Despite all the diagnostic techniques, sometimes it is not possible to reach a definite diagnosis; in those cases a laparoscopy gives an improved chance of examination while being also therapeutic. In the first case we confirmed the diagnosis with laparoscopy, and resection of the stump after a proper identification of the appendicular base, plus drainage of the abscess, were performed. This is the initial treatment: appendectomy of the stump after a proper identification of the appendicular base. It can be performed in an open or laparoscopic intervention (there are as many as 8 cases described using this option).8 More aggressive treatments are applied such as ileocecal resection when diagnosis is delayed and the pathology has more time to progress.

4. Conclusion

Appendicitis of the appendicular stump is a rare event that takes place after inflammation of the large residual appendicular stump. This can be avoided by proper identification of the appendicular base in the first surgery. Clinical findings are similar to that of the previous appendicitis. A delayed diagnosis must be avoided and, in order to achieve this, imaging techniques such as US, CT and laparoscopic examination should be used. This last one may also be therapeutic. When a patient present with symptoms of acute appendicitis and had a prior history of difficult appendectomy, one should incorporate this diagnosis into the list of possible entities to rule out.

Conflicts of interest

Authors state not to have any conflicts of interests.

Funding

None.

Ethical approval

Written informed consent was obtained from patients for publication of this report and accompanying images.
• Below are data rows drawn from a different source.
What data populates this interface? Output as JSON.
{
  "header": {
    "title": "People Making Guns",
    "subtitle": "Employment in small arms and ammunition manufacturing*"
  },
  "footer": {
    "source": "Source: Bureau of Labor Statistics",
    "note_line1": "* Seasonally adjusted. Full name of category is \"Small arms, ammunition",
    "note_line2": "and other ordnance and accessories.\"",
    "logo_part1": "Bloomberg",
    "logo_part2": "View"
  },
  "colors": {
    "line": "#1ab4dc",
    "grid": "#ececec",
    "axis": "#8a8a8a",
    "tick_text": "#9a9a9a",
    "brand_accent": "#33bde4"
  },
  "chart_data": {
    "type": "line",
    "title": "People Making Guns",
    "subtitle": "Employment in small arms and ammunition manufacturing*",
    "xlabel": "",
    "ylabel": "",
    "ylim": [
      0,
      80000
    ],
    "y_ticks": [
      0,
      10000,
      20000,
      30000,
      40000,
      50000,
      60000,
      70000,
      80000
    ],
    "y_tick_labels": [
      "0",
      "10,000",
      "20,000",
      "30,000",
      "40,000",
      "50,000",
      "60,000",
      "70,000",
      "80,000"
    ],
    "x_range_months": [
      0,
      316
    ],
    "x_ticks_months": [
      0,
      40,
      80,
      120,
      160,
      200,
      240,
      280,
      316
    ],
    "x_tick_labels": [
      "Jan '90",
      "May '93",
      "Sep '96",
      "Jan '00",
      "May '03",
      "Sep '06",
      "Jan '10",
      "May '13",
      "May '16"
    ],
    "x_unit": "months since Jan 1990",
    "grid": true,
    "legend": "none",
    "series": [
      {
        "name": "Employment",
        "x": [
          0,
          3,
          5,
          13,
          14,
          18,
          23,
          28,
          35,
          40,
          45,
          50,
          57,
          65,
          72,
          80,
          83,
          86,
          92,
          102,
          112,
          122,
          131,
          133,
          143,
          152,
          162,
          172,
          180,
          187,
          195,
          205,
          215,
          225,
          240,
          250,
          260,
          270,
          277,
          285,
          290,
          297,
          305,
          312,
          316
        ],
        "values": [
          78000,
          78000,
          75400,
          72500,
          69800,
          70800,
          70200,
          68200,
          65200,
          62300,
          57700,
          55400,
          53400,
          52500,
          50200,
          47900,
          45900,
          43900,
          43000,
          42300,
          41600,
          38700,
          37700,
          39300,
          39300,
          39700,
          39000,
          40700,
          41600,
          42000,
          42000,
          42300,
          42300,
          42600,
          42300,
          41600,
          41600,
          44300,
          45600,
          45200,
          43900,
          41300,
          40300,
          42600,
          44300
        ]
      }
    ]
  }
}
A copy of the written consent is available for review by the Editor-in-Chief of this journal on request.

Author contributions

Mínguez G., Gonzalo R. and Tamargo A. were designed and wrote the paper, Mínguez G. reviewed the bibliography, Mesa A. contributed the radiology imaging, Turienzo E. corrected the paper, and Vazquez L. who is the chief surgeon of the service approved the final version of the paper for publication.

All authors read and approved the paper's final version.

Acknowledgement

Maria Varela M.D. for written assistance.